Title IV · $985B baseline (10-year)
Nutrition (SNAP)
Title IV reauthorizes SNAP through 2031 but keeps the $187 billion in cuts that H.R. 1 made in 2025. Hot rotisserie chicken is now eligible nationwide. State cost-shifts begin. Local food purchasing for food banks gets new funding.
Title V · $1.2B authorization (5-year)
Credit
Title V raises USDA farm loan limits, creates a relending program for heirs' property, expands the beginning farmer pilot, and authorizes $1.2 billion in agricultural credit programs through 2031.
Title VI · $4.7B authorization (5-year)
Rural Development
Title VI expands REAP eligibility to ag co-ops under 2,500 employees, funds rural broadband and satellite, prioritizes rural mental health and substance abuse services, and gives small meat processors new compliance grants.
Title VII · $8.4B authorization (5-year)
Research, Extension, and Related Matters
Title VII reauthorizes USDA agricultural research with $8.4 billion in new authorizations, expands 1890 land-grant funding for HBCUs, and modernizes the National Agricultural Statistics Service.
Title VIII · $4.2B authorization (5-year)
Forestry
Title VIII expands NEPA categorical exclusions for forest management, funds wildfire mitigation and fuel breaks, and addresses Endangered Species Act consultation for federal forest land use plans.
Title IX · $715M authorization (5-year)
Energy
Title IX reauthorizes most 2018 farm bill energy programs, extends the Biobased Markets Program, and rescinds Biorefinery Assistance Program funding.
Title X · $2.4B baseline + $495M authorization
Horticulture, Marketing, and Regulatory Reform
Title X funds specialty crop programs, organic agriculture, hemp production, and pesticide regulation.
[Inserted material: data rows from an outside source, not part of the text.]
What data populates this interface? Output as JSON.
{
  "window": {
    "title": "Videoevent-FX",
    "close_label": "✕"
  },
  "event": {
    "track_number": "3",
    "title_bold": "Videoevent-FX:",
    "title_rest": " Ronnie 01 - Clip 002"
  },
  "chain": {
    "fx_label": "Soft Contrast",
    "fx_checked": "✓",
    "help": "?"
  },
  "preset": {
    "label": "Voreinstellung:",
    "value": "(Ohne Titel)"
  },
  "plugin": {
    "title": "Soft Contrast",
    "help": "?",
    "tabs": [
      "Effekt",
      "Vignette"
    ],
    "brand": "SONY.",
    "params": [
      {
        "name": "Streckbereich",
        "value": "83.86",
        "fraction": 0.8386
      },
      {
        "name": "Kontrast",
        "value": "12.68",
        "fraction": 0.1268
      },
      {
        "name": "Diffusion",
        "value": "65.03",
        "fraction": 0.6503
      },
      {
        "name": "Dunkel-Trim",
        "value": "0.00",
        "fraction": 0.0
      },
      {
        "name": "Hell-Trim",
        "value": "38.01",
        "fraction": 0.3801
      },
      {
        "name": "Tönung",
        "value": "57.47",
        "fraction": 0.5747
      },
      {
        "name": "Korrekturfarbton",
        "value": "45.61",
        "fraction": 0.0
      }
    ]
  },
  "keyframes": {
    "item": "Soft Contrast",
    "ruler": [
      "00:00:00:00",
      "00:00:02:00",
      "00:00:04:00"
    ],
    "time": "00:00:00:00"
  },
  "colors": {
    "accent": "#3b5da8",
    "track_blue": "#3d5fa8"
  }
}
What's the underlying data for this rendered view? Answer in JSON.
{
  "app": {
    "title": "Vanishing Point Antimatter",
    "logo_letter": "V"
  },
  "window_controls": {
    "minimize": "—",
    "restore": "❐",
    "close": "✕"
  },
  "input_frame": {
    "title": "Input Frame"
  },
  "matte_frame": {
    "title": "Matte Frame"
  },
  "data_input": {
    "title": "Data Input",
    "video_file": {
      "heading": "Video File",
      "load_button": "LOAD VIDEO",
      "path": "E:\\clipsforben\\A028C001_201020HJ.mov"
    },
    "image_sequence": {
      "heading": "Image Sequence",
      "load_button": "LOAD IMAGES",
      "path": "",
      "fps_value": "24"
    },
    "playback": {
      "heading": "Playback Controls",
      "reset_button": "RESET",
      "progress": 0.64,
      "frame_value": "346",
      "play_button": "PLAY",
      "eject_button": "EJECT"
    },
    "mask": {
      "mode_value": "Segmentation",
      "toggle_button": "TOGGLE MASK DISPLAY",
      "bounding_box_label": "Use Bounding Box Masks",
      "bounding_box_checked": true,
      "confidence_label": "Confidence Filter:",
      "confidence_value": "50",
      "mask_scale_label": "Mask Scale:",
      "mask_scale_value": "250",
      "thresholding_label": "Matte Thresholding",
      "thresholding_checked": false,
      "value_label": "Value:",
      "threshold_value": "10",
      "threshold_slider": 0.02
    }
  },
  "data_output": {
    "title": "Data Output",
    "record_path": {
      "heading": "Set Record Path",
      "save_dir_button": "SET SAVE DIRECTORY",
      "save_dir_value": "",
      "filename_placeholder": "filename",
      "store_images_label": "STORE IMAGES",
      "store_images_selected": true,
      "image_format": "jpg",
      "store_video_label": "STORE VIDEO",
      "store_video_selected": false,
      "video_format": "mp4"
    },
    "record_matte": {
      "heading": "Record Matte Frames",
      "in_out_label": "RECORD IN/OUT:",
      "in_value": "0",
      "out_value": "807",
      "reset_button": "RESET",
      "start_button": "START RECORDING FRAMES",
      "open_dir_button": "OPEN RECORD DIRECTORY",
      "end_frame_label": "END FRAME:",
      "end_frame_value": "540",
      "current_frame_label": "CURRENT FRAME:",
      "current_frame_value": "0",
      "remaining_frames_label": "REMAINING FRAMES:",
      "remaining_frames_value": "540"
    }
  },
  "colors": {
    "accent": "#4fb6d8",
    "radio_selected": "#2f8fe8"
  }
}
The introduced bill's pesticide-preemption language is contested; we have not verified a House Clerk roll call confirming a floor amendment that struck it.
Title XI · $156B baseline (10-year)
Crop Insurance
Title XI expands the definition of veteran farmers and ranchers, increases premium subsidies for veterans, mandates a quality loss adjustment review, and continues pilot programs for agricultural risk insurance tied to specific practices.
Title XII · $2.2B baseline + $219M authorization
Miscellaneous
Title XII handles animal disease traceability, Cattle Fever Tick Eradication, the Department of Agriculture Reorganization Act, and the controversial federal preemption of state animal welfare standards (Proposition 12).